Sheffield City Council and South Yorkshire Police have warned of a rise in hate crime following Britain’s exit from the European Union.

The council and police are preparing for a sustained spike in bullying, offensive graffiti, online abuse and increased threat of violence and alt-right terrorism following Brexit.

The UK is set to leave the European Union on March 29

The UK is set to leave the European Union on March 29

Councillor Jim Steinke, cabinet member for neighbourhoods and community safety, said: “We are going to have to deal with it day-to-day, it won’t just be a short-term spike, it will be longer. The longer Article 50 is extended the more tension it will create.

“We need the police to get on with the job and make sure people report incidents and send out a clear message that this will not be tolerated.

“The threat of terrorism has been played down for obvious reasons but it’s fair to say there is concern about the alt-right.

“It’s also important to deal with online hate crime. It’s a constant for some people that every time they switch on their computer there is abuse.

“If we still leave, even people who voted for Brexit will still be very angry in five years time when they realise what they voted for won’t happen. You’ve also got this irony that EU migration is at a low and non-EU migration has gone up.”

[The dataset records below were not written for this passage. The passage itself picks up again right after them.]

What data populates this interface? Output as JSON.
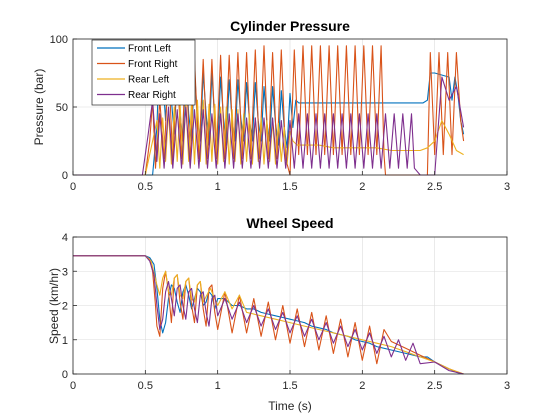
{
  "chart_data": [
    {
      "type": "line",
      "title": "Cylinder Pressure",
      "xlabel": "",
      "ylabel": "Pressure (bar)",
      "xlim": [
        0,
        3
      ],
      "ylim": [
        0,
        100
      ],
      "xticks": [
        "0",
        "0.5",
        "1",
        "1.5",
        "2",
        "2.5",
        "3"
      ],
      "yticks": [
        "0",
        "50",
        "100"
      ],
      "grid": true,
      "legend_position": "top-left",
      "series": [
        {
          "name": "Front Left",
          "color": "#0072BD",
          "x": [
            0,
            0.55,
            0.58,
            0.6,
            0.62,
            0.64,
            0.66,
            0.68,
            0.7,
            0.72,
            0.74,
            0.76,
            0.78,
            0.8,
            0.82,
            0.84,
            0.86,
            0.88,
            0.9,
            0.92,
            0.94,
            0.96,
            0.98,
            1.0,
            1.02,
            1.04,
            1.06,
            1.08,
            1.1,
            1.12,
            1.14,
            1.16,
            1.18,
            1.2,
            1.22,
            1.24,
            1.26,
            1.28,
            1.3,
            1.32,
            1.34,
            1.36,
            1.38,
            1.4,
            1.42,
            1.44,
            1.46,
            1.48,
            1.5,
            1.52,
            1.54,
            1.56,
            1.58,
            1.6,
            2.4,
            2.42,
            2.45,
            2.47,
            2.5,
            2.6,
            2.62,
            2.64,
            2.66,
            2.68,
            2.7
          ],
          "y": [
            0,
            0,
            35,
            98,
            72,
            40,
            80,
            55,
            30,
            75,
            45,
            25,
            80,
            45,
            25,
            78,
            40,
            25,
            75,
            45,
            22,
            75,
            40,
            20,
            72,
            42,
            22,
            70,
            40,
            25,
            70,
            42,
            25,
            68,
            40,
            25,
            68,
            40,
            25,
            65,
            38,
            25,
            65,
            38,
            22,
            62,
            35,
            20,
            60,
            35,
            55,
            53,
            53,
            53,
            53,
            53,
            55,
            75,
            75,
            72,
            55,
            72,
            60,
            40,
            30
          ]
        },
        {
          "name": "Front Right",
          "color": "#D95319",
          "x": [
            0,
            0.5,
            0.53,
            0.55,
            0.57,
            0.6,
            0.63,
            0.66,
            0.69,
            0.72,
            0.75,
            0.78,
            0.81,
            0.84,
            0.87,
            0.9,
            0.93,
            0.96,
            0.99,
            1.02,
            1.05,
            1.08,
            1.11,
            1.14,
            1.17,
            1.2,
            1.23,
            1.26,
            1.29,
            1.32,
            1.35,
            1.38,
            1.41,
            1.44,
            1.47,
            1.5,
            1.53,
            1.56,
            1.59,
            1.62,
            1.65,
            1.68,
            1.71,
            1.74,
            1.77,
            1.8,
            1.83,
            1.86,
            1.89,
            1.92,
            1.95,
            1.98,
            2.01,
            2.04,
            2.07,
            2.1,
            2.13,
            2.15,
            2.16,
            2.45,
            2.47,
            2.5,
            2.53,
            2.56,
            2.59,
            2.62,
            2.65,
            2.68,
            2.7
          ],
          "y": [
            0,
            0,
            25,
            55,
            5,
            55,
            12,
            82,
            10,
            82,
            12,
            85,
            10,
            85,
            12,
            85,
            12,
            85,
            12,
            88,
            12,
            88,
            12,
            90,
            12,
            90,
            12,
            92,
            12,
            95,
            12,
            90,
            12,
            92,
            12,
            0,
            92,
            15,
            95,
            15,
            95,
            15,
            95,
            15,
            95,
            15,
            95,
            15,
            95,
            15,
            95,
            15,
            95,
            15,
            95,
            15,
            95,
            15,
            0,
            0,
            90,
            15,
            90,
            15,
            90,
            15,
            90,
            40,
            25
          ]
        },
        {
          "name": "Rear Left",
          "color": "#EDB120",
          "x": [
            0,
            0.5,
            0.55,
            0.58,
            0.6,
            0.62,
            0.64,
            0.66,
            0.68,
            0.7,
            0.72,
            0.74,
            0.76,
            0.78,
            0.8,
            0.82,
            0.84,
            0.86,
            0.88,
            0.9,
            0.92,
            0.94,
            0.96,
            0.98,
            1.0,
            1.02,
            1.04,
            1.06,
            1.08,
            1.1,
            1.12,
            1.14,
            1.16,
            1.18,
            1.2,
            1.22,
            1.24,
            1.26,
            1.28,
            1.3,
            1.32,
            1.34,
            1.36,
            1.38,
            1.4,
            1.42,
            1.44,
            1.46,
            1.48,
            1.5,
            1.52,
            1.55,
            1.6,
            1.7,
            1.8,
            1.9,
            2.0,
            2.1,
            2.2,
            2.3,
            2.4,
            2.45,
            2.5,
            2.55,
            2.6,
            2.65,
            2.7
          ],
          "y": [
            0,
            0,
            25,
            40,
            5,
            42,
            10,
            48,
            8,
            50,
            10,
            52,
            8,
            55,
            10,
            55,
            8,
            55,
            10,
            55,
            8,
            52,
            10,
            52,
            8,
            50,
            10,
            50,
            8,
            48,
            10,
            48,
            8,
            45,
            10,
            45,
            8,
            42,
            10,
            42,
            8,
            40,
            10,
            40,
            8,
            38,
            10,
            35,
            8,
            32,
            25,
            22,
            22,
            22,
            20,
            20,
            20,
            20,
            18,
            18,
            18,
            20,
            25,
            40,
            30,
            18,
            15
          ]
        },
        {
          "name": "Rear Right",
          "color": "#7E2F8E",
          "x": [
            0,
            0.48,
            0.52,
            0.55,
            0.58,
            0.6,
            0.63,
            0.66,
            0.69,
            0.72,
            0.75,
            0.78,
            0.81,
            0.84,
            0.87,
            0.9,
            0.93,
            0.96,
            0.99,
            1.02,
            1.05,
            1.08,
            1.11,
            1.14,
            1.17,
            1.2,
            1.23,
            1.26,
            1.29,
            1.32,
            1.35,
            1.38,
            1.41,
            1.44,
            1.47,
            1.5,
            1.53,
            1.56,
            1.59,
            1.62,
            1.65,
            1.68,
            1.71,
            1.74,
            1.77,
            1.8,
            1.83,
            1.86,
            1.89,
            1.92,
            1.95,
            1.98,
            2.01,
            2.04,
            2.07,
            2.1,
            2.13,
            2.16,
            2.19,
            2.22,
            2.25,
            2.28,
            2.31,
            2.34,
            2.36,
            2.4,
            2.45,
            2.5,
            2.55,
            2.6,
            2.65,
            2.7
          ],
          "y": [
            0,
            0,
            30,
            55,
            10,
            45,
            5,
            50,
            5,
            48,
            5,
            50,
            5,
            48,
            5,
            48,
            5,
            45,
            5,
            45,
            5,
            45,
            5,
            45,
            5,
            42,
            5,
            42,
            5,
            42,
            5,
            42,
            5,
            40,
            5,
            40,
            5,
            45,
            5,
            45,
            5,
            45,
            5,
            45,
            5,
            45,
            5,
            45,
            5,
            45,
            5,
            45,
            5,
            45,
            5,
            45,
            5,
            45,
            5,
            45,
            5,
            45,
            5,
            45,
            5,
            0,
            0,
            0,
            72,
            55,
            65,
            35
          ]
        }
      ]
    },
    {
      "type": "line",
      "title": "Wheel Speed",
      "xlabel": "Time (s)",
      "ylabel": "Speed (km/hr)",
      "xlim": [
        0,
        3
      ],
      "ylim": [
        0,
        4
      ],
      "xticks": [
        "0",
        "0.5",
        "1",
        "1.5",
        "2",
        "2.5",
        "3"
      ],
      "yticks": [
        "0",
        "1",
        "2",
        "3",
        "4"
      ],
      "grid": true,
      "series": [
        {
          "name": "Front Left",
          "color": "#0072BD",
          "x": [
            0,
            0.5,
            0.53,
            0.56,
            0.58,
            0.6,
            0.62,
            0.64,
            0.66,
            0.68,
            0.7,
            0.72,
            0.74,
            0.76,
            0.78,
            0.8,
            0.82,
            0.84,
            0.86,
            0.88,
            0.9,
            0.92,
            0.94,
            0.96,
            0.98,
            1.0,
            1.05,
            1.1,
            1.15,
            1.2,
            1.25,
            1.3,
            1.35,
            1.4,
            1.45,
            1.5,
            1.55,
            1.6,
            1.65,
            1.7,
            1.75,
            1.8,
            1.85,
            1.9,
            1.95,
            2.0,
            2.05,
            2.1,
            2.2,
            2.3,
            2.4,
            2.45,
            2.5,
            2.55,
            2.6,
            2.65,
            2.7
          ],
          "y": [
            3.45,
            3.45,
            3.4,
            3.2,
            2.5,
            1.6,
            1.2,
            1.5,
            2.2,
            2.6,
            2.5,
            2.1,
            1.8,
            2.4,
            2.6,
            2.3,
            1.9,
            2.2,
            2.5,
            2.4,
            2.0,
            2.1,
            2.4,
            2.3,
            1.9,
            2.2,
            2.2,
            2.0,
            2.0,
            1.9,
            1.9,
            1.8,
            1.75,
            1.7,
            1.65,
            1.6,
            1.55,
            1.5,
            1.4,
            1.35,
            1.3,
            1.2,
            1.15,
            1.1,
            1.0,
            0.95,
            0.9,
            0.8,
            0.7,
            0.6,
            0.5,
            0.5,
            0.35,
            0.25,
            0.15,
            0.05,
            0
          ]
        },
        {
          "name": "Front Right",
          "color": "#D95319",
          "x": [
            0,
            0.5,
            0.53,
            0.55,
            0.57,
            0.58,
            0.6,
            0.62,
            0.64,
            0.66,
            0.68,
            0.7,
            0.72,
            0.74,
            0.76,
            0.78,
            0.8,
            0.82,
            0.84,
            0.86,
            0.88,
            0.9,
            0.92,
            0.94,
            0.96,
            0.98,
            1.0,
            1.05,
            1.1,
            1.15,
            1.2,
            1.25,
            1.3,
            1.35,
            1.4,
            1.45,
            1.5,
            1.55,
            1.6,
            1.65,
            1.7,
            1.75,
            1.8,
            1.85,
            1.9,
            1.95,
            2.0,
            2.05,
            2.1,
            2.15,
            2.2,
            2.3,
            2.4,
            2.5,
            2.6,
            2.7
          ],
          "y": [
            3.45,
            3.45,
            3.35,
            3.0,
            2.0,
            1.4,
            1.1,
            2.5,
            3.0,
            2.4,
            1.5,
            2.8,
            2.9,
            2.1,
            1.6,
            2.7,
            2.8,
            2.0,
            1.5,
            2.6,
            2.7,
            1.9,
            1.4,
            2.5,
            2.6,
            1.8,
            1.3,
            2.4,
            1.2,
            2.3,
            1.2,
            2.2,
            1.1,
            2.1,
            1.0,
            2.0,
            0.9,
            1.9,
            0.8,
            1.8,
            0.7,
            1.7,
            0.6,
            1.6,
            0.5,
            1.5,
            0.4,
            1.4,
            0.3,
            1.3,
            0.95,
            0.75,
            0.55,
            0.35,
            0.15,
            0
          ]
        },
        {
          "name": "Rear Left",
          "color": "#EDB120",
          "x": [
            0,
            0.5,
            0.54,
            0.58,
            0.6,
            0.62,
            0.64,
            0.66,
            0.68,
            0.7,
            0.72,
            0.74,
            0.76,
            0.78,
            0.8,
            0.82,
            0.84,
            0.86,
            0.88,
            0.9,
            0.95,
            1.0,
            1.05,
            1.1,
            1.15,
            1.2,
            1.3,
            1.4,
            1.5,
            1.6,
            1.7,
            1.8,
            1.9,
            2.0,
            2.1,
            2.2,
            2.3,
            2.4,
            2.5,
            2.6,
            2.7
          ],
          "y": [
            3.45,
            3.45,
            3.3,
            2.6,
            2.3,
            2.8,
            3.0,
            2.4,
            2.3,
            2.8,
            2.9,
            2.3,
            2.2,
            2.7,
            2.8,
            2.2,
            2.1,
            2.6,
            2.7,
            2.1,
            2.5,
            2.0,
            2.4,
            1.9,
            2.3,
            1.8,
            1.7,
            1.6,
            1.5,
            1.4,
            1.3,
            1.2,
            1.1,
            1.0,
            0.9,
            0.8,
            0.65,
            0.5,
            0.35,
            0.15,
            0
          ]
        },
        {
          "name": "Rear Right",
          "color": "#7E2F8E",
          "x": [
            0,
            0.5,
            0.53,
            0.56,
            0.58,
            0.6,
            0.62,
            0.64,
            0.66,
            0.68,
            0.7,
            0.72,
            0.74,
            0.76,
            0.78,
            0.8,
            0.82,
            0.84,
            0.86,
            0.88,
            0.9,
            0.92,
            0.94,
            0.96,
            0.98,
            1.0,
            1.05,
            1.1,
            1.15,
            1.2,
            1.25,
            1.3,
            1.35,
            1.4,
            1.45,
            1.5,
            1.55,
            1.6,
            1.65,
            1.7,
            1.75,
            1.8,
            1.85,
            1.9,
            1.95,
            2.0,
            2.05,
            2.1,
            2.15,
            2.2,
            2.25,
            2.3,
            2.35,
            2.4,
            2.5,
            2.6,
            2.7
          ],
          "y": [
            3.45,
            3.45,
            3.3,
            2.9,
            2.0,
            1.3,
            1.6,
            2.4,
            2.7,
            2.2,
            1.7,
            2.5,
            2.6,
            2.0,
            1.6,
            2.4,
            2.5,
            1.9,
            1.5,
            2.3,
            2.4,
            1.8,
            1.4,
            2.2,
            2.3,
            1.7,
            2.2,
            1.6,
            2.1,
            1.5,
            2.0,
            1.4,
            1.9,
            1.3,
            1.8,
            1.2,
            1.7,
            1.1,
            1.6,
            1.0,
            1.5,
            0.9,
            1.4,
            0.8,
            1.3,
            0.7,
            1.2,
            0.6,
            1.1,
            0.5,
            1.0,
            0.4,
            0.9,
            0.3,
            0.35,
            0.1,
            0
          ]
        }
      ]
    }
  ]
}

In the aftermath of the EU-referendum Sheffield charity bosses reported incidents of staff being racially abused and South Yorkshire Police recorded a number of racist attacks. 

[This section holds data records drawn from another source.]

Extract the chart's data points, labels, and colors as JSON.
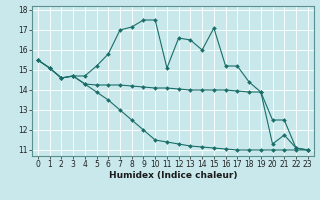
{
  "xlabel": "Humidex (Indice chaleur)",
  "bg_color": "#c8e8ec",
  "grid_color": "#b0d8dc",
  "line_color": "#1a6e68",
  "xlim_min": -0.5,
  "xlim_max": 23.5,
  "ylim_min": 10.7,
  "ylim_max": 18.2,
  "xticks": [
    0,
    1,
    2,
    3,
    4,
    5,
    6,
    7,
    8,
    9,
    10,
    11,
    12,
    13,
    14,
    15,
    16,
    17,
    18,
    19,
    20,
    21,
    22,
    23
  ],
  "yticks": [
    11,
    12,
    13,
    14,
    15,
    16,
    17,
    18
  ],
  "s1_x": [
    0,
    1,
    2,
    3,
    4,
    5,
    6,
    7,
    8,
    9,
    10,
    11,
    12,
    13,
    14,
    15,
    16,
    17,
    18,
    19,
    20,
    21,
    22,
    23
  ],
  "s1_y": [
    15.5,
    15.1,
    14.6,
    14.7,
    14.7,
    15.2,
    15.8,
    17.0,
    17.15,
    17.5,
    17.5,
    15.1,
    16.6,
    16.5,
    16.0,
    17.1,
    15.2,
    15.2,
    14.4,
    13.9,
    11.3,
    11.75,
    11.1,
    11.0
  ],
  "s2_x": [
    0,
    1,
    2,
    3,
    4,
    5,
    6,
    7,
    8,
    9,
    10,
    11,
    12,
    13,
    14,
    15,
    16,
    17,
    18,
    19,
    20,
    21,
    22,
    23
  ],
  "s2_y": [
    15.5,
    15.1,
    14.6,
    14.7,
    14.3,
    14.25,
    14.25,
    14.25,
    14.2,
    14.15,
    14.1,
    14.1,
    14.05,
    14.0,
    14.0,
    14.0,
    14.0,
    13.95,
    13.9,
    13.9,
    12.5,
    12.5,
    11.1,
    11.0
  ],
  "s3_x": [
    0,
    1,
    2,
    3,
    4,
    5,
    6,
    7,
    8,
    9,
    10,
    11,
    12,
    13,
    14,
    15,
    16,
    17,
    18,
    19,
    20,
    21,
    22,
    23
  ],
  "s3_y": [
    15.5,
    15.1,
    14.6,
    14.7,
    14.3,
    13.9,
    13.5,
    13.0,
    12.5,
    12.0,
    11.5,
    11.4,
    11.3,
    11.2,
    11.15,
    11.1,
    11.05,
    11.0,
    11.0,
    11.0,
    11.0,
    11.0,
    11.0,
    11.0
  ],
  "tick_fontsize": 5.5,
  "xlabel_fontsize": 6.5,
  "marker_size": 2.0,
  "line_width": 0.8
}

At the time, Louise Haigh, MP for Sheffield Heeley, wrote to the force urging them to be vigilant. She said: “I want people across our city worried about this to know, whatever your creed or colour, you are every bit as welcome in Sheffield as you have ever been. You have every bit as much a right to be here as I do and we all value the fantastic contribution you make to our city.

“Nobody has any right whatsoever to treat any people in our communities with hate.”

The police’s national leader on hate crime said there was an increase lasting 11 weeks following the EU referendum, and a rise of 57 percent in the four immediate days following the vote. Coun Steinke said it is likely to be longer post-Brexit.

He added: “I don’t think we were as prepared as we should have been for the referendum. But we have been in discussions with the police quite regularly on how we will prepare for Brexit. Whatever happens hate crime will go up, people will kick off if we stay or leave and we need to be ready for that. It’s crucial that people report incidents as soon as they happen.”

A spokesperson for South Yorkshire Police said: "There are strong views about the EU Exit and loud debate but there is no excuse for hate crime.  Police will respond robustly to people who cross that line.
“We are monitoring tension levels and hate crimes so we are able to respond quickly if we see rises.
“Nobody should have to face violence and intimidation because of who they are.  We remain committed to helping people feel safe and secure as they go about their lives.  Hate crimes will be treated seriously and investigated.”
Anyone who suffers a hate crime should report it to the police, either by calling 101 (999 in an emergency) or online through their True Vision web site at www.report-it.org.uk. You can also call Stop Hate on 0800 138 1625.